A Chávena de Humanidade


O Cháismo é um culto baseado na adoração do que é belo entre os factos sórdidos da existência diária. (...) É uma tentativa terna de atingir algo possível nesta coisa impossível a que chamamos vida.

El teísmo es un culto basado en la adoración de lo que es bello entre los hechos sórdidos de la existencia diaria. (...) Es un intento tierno de alcanzar algo posible en esta cosa imposible a la que llamamos vida.

Kakuzo Okakura

quarta-feira, 25 de setembro de 2013

Carta a um poeta


Sabes, poeta,

Por vezes eu fico a pensar e ocorrem-me as palavras gastas pela rua. Algumas vezes fico muito triste: vejo nelas os rasgões que outrora lhes fizemos, vejo as palavras mapeadas de cicatrizes, e as minhas mãos tremem como as de um carrasco arrependido.

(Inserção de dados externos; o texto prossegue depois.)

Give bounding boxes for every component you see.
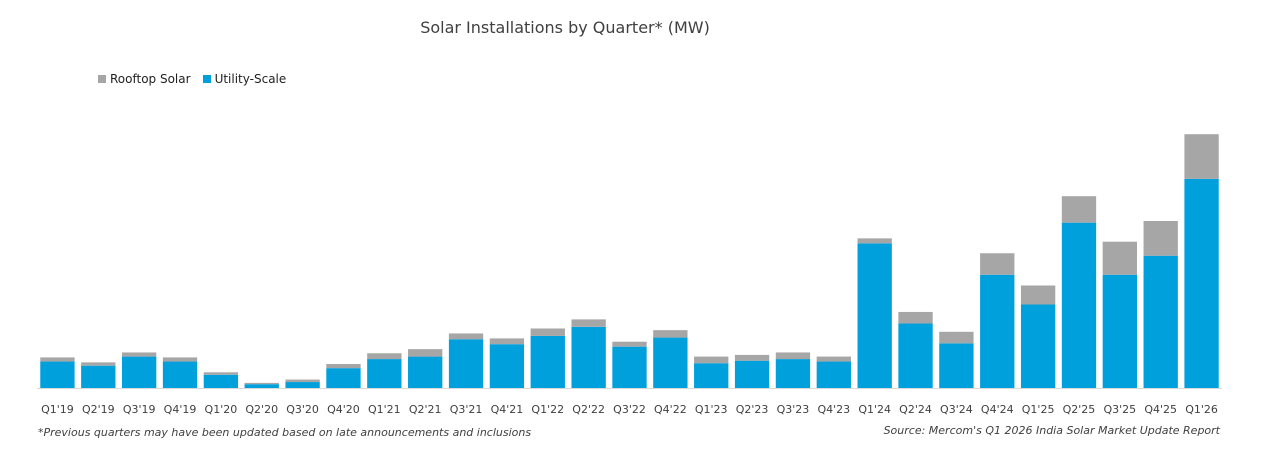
x-tick-label: Q1'23 — [695, 403, 728, 416]
x-tick-label: Q1'22 — [531, 403, 564, 416]
bar-utility-17 — [734, 360, 770, 388]
bar-rooftop-13 — [571, 319, 606, 327]
bar-rooftop-11 — [489, 338, 525, 345]
bar-rooftop-4 — [203, 372, 239, 375]
x-tick-label: Q4'19 — [164, 403, 197, 416]
x-tick-label: Q1'21 — [368, 403, 401, 416]
bar-utility-20 — [857, 243, 892, 388]
bar-utility-26 — [1102, 274, 1137, 388]
bar-rooftop-18 — [775, 352, 811, 360]
bar-utility-24 — [1020, 304, 1056, 388]
bar-utility-6 — [285, 382, 320, 388]
bar-rooftop-1 — [81, 362, 116, 366]
x-tick-label: Q3'23 — [777, 403, 810, 416]
x-tick-label: Q4'20 — [327, 403, 360, 416]
bar-utility-10 — [448, 339, 484, 388]
bar-rooftop-19 — [816, 356, 851, 362]
x-tick-label: Q4'22 — [654, 403, 687, 416]
bar-utility-21 — [898, 323, 933, 388]
bar-rooftop-9 — [408, 349, 443, 357]
bar-rooftop-24 — [1020, 285, 1056, 305]
x-tick-label: Q3'22 — [613, 403, 646, 416]
x-tick-label: Q1'25 — [1022, 403, 1055, 416]
x-tick-label: Q1'20 — [205, 403, 238, 416]
bar-utility-2 — [121, 356, 157, 388]
bar-utility-25 — [1061, 222, 1097, 388]
legend-label-utility: Utility-Scale — [214, 72, 287, 86]
x-tick-label: Q2'20 — [245, 403, 278, 416]
x-tick-label: Q2'21 — [409, 403, 442, 416]
bar-utility-14 — [612, 346, 647, 388]
bar-utility-11 — [489, 344, 525, 388]
x-tick-label: Q2'19 — [82, 403, 115, 416]
bar-rooftop-5 — [244, 382, 279, 385]
x-tick-label: Q3'24 — [940, 403, 973, 416]
bar-rooftop-26 — [1102, 241, 1137, 275]
bar-utility-9 — [408, 356, 443, 388]
source-note: Source: Mercom's Q1 2026 India Solar Mar… — [883, 424, 1220, 437]
bar-utility-8 — [367, 359, 402, 388]
bar-utility-3 — [162, 361, 198, 388]
legend-label-rooftop: Rooftop Solar — [110, 72, 191, 86]
bar-utility-18 — [775, 359, 811, 388]
x-tick-label: Q4'24 — [981, 403, 1014, 416]
bar-utility-15 — [653, 337, 688, 388]
x-tick-label: Q2'23 — [736, 403, 769, 416]
x-tick-label: Q3'25 — [1103, 403, 1136, 416]
legend-swatch-rooftop — [98, 75, 106, 83]
bar-rooftop-22 — [939, 331, 974, 344]
x-tick-label: Q4'23 — [817, 403, 850, 416]
x-tick-label: Q1'24 — [858, 403, 891, 416]
bar-rooftop-14 — [612, 341, 647, 347]
x-tick-label: Q3'19 — [123, 403, 156, 416]
x-tick-label: Q2'24 — [899, 403, 932, 416]
legend-item-utility: Utility-Scale — [202, 72, 287, 86]
bar-rooftop-12 — [530, 328, 565, 336]
bar-rooftop-28 — [1184, 134, 1219, 179]
legend: Rooftop Solar Utility-Scale — [98, 72, 286, 86]
bar-utility-13 — [571, 326, 606, 388]
bar-rooftop-16 — [694, 356, 729, 364]
bar-rooftop-3 — [162, 357, 198, 362]
bar-rooftop-17 — [734, 354, 770, 361]
legend-item-rooftop: Rooftop Solar — [98, 72, 191, 86]
bar-rooftop-2 — [121, 352, 157, 357]
bar-utility-12 — [530, 335, 565, 388]
x-tick-label: Q2'22 — [572, 403, 605, 416]
x-tick-label: Q2'25 — [1063, 403, 1096, 416]
bar-utility-5 — [244, 384, 279, 388]
bar-rooftop-10 — [448, 333, 484, 340]
bar-rooftop-25 — [1061, 196, 1097, 223]
bar-utility-27 — [1143, 255, 1178, 388]
bar-utility-19 — [816, 361, 851, 388]
x-tick-label: Q4'25 — [1144, 403, 1177, 416]
bar-rooftop-0 — [40, 357, 75, 362]
bar-utility-0 — [40, 361, 75, 388]
legend-swatch-utility — [202, 75, 211, 83]
bar-utility-23 — [980, 274, 1015, 388]
bar-rooftop-23 — [980, 253, 1015, 275]
bar-utility-1 — [81, 365, 116, 388]
x-tick-label: Q3'20 — [286, 403, 319, 416]
x-tick-label: Q3'21 — [450, 403, 483, 416]
bar-rooftop-7 — [326, 364, 361, 369]
bar-rooftop-15 — [653, 330, 688, 338]
bar-rooftop-6 — [285, 379, 320, 383]
bar-utility-16 — [694, 363, 729, 388]
x-tick-label: Q1'26 — [1185, 403, 1218, 416]
bar-rooftop-20 — [857, 238, 892, 244]
chart-title: Solar Installations by Quarter* (MW) — [420, 18, 710, 37]
bar-utility-4 — [203, 374, 239, 388]
bar-utility-7 — [326, 368, 361, 388]
bar-rooftop-8 — [367, 353, 402, 360]
bar-rooftop-27 — [1143, 221, 1178, 256]
bar-rooftop-21 — [898, 311, 933, 324]
x-tick-label: Q1'19 — [41, 403, 74, 416]
footnote: *Previous quarters may have been updated… — [38, 426, 532, 439]
bar-utility-28 — [1184, 178, 1219, 388]
bar-utility-22 — [939, 343, 974, 388]
x-tick-label: Q4'21 — [491, 403, 524, 416]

Sabes, poeta, acordo de manhã e acontece uma palavra como "casa" ou "quarto", ou "rua", e todas elas falam de nós. Acontece a palavra "voo" e ela fala de nós. Acontece a palavra "silêncio", e ela fala de nós.

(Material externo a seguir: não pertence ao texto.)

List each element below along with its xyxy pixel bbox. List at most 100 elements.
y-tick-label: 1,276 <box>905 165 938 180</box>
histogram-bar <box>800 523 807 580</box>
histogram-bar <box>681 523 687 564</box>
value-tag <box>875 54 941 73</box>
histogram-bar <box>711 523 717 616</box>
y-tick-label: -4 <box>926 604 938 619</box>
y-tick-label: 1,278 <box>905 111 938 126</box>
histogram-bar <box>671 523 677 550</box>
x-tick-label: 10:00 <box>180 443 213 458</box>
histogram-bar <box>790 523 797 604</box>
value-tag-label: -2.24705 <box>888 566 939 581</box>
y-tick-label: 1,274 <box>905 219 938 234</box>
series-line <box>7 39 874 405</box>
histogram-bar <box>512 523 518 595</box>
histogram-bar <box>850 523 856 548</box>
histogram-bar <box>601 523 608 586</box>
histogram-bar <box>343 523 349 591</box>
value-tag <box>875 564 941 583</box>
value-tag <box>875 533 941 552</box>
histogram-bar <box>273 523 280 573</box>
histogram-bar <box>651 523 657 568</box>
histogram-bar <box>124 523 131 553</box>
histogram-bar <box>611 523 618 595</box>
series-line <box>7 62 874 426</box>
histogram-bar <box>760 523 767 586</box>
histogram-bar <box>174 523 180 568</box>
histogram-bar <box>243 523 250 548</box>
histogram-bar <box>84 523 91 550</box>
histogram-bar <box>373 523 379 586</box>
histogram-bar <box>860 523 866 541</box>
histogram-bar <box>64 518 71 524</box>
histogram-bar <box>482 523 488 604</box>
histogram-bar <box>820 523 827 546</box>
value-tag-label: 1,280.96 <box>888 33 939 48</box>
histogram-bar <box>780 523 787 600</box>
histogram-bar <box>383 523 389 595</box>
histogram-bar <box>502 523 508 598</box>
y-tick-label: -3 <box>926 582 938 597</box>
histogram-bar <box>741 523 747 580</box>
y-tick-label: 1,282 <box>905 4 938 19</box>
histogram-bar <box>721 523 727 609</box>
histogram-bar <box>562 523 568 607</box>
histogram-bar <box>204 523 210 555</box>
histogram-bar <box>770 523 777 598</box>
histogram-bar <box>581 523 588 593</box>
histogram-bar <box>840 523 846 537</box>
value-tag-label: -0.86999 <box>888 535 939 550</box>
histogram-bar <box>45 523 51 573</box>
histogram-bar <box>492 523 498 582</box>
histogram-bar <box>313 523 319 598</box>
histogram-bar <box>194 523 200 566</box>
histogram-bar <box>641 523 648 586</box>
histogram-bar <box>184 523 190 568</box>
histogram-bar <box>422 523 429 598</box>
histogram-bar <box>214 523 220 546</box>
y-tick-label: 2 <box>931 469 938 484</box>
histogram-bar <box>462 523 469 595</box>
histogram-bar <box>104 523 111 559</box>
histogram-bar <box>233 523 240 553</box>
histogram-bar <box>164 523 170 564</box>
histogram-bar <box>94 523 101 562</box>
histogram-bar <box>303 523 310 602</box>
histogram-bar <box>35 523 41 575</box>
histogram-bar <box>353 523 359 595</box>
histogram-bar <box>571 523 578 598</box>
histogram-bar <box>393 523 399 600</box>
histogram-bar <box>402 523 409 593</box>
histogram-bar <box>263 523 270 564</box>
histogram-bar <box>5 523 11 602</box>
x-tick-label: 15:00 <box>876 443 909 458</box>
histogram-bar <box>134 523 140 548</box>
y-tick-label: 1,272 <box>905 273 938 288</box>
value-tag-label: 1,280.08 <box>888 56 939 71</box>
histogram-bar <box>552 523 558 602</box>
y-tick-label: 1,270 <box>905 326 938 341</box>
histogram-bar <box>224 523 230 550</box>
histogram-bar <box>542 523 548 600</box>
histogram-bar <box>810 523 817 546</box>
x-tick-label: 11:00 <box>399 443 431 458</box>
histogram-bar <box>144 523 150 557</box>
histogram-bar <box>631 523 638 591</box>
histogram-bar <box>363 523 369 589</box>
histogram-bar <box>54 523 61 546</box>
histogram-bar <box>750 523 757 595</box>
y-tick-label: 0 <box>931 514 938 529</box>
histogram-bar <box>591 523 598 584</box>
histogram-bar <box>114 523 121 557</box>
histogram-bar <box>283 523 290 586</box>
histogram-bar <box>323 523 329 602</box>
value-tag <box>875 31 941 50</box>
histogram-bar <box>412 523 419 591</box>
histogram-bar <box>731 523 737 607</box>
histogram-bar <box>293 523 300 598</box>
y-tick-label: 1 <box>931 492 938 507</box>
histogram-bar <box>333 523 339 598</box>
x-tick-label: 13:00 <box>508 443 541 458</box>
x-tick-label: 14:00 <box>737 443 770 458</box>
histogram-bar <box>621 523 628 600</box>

Mas sabes, poeta, cada vez mais fico a pensar nas palavras por gastar. Fico a pensar que "Sena" será para nós uma palavra cheia, como as telas de Redon. Fico a pensar em "voo" e oiço o som das nossas asas a bater antes de o sol sair. Fico a pensar que houve um dia de palavras onde os corpos nem eram chamados a existir, e foi leve. Um dia em que fazia sol, ou chuva, ou sonhos ensolarados numa casa térrea.

Sabes, poeta, a vida é um ciclo de morte e renascença, e é imprescindível lavar as palavras no rio antes de regurgitar o verbo da génese de novo. Não que queira voltar aos dias passados, às palavras escondidas nas pedras da calçada. Ou seguir trilhos mascados, nada disso. Antes quero regressar ao cheiro dos livros na varanda. Sentir que posso sentar ao teu lado, poeta, e abrir um livro numa página qualquer, e ler para ti em voz alta, e sentirmos, falarmos.

Sabes, poeta, eu já não tenho varanda, tenho só uma marquise redonda e tenho sonhos que, como ela, circulares, aspiram a construir qualquer coisa parecida com a perfeição.

Sabes, poeta, eu já não tenho varanda, mas tenho olhos para olhar para o horizonte.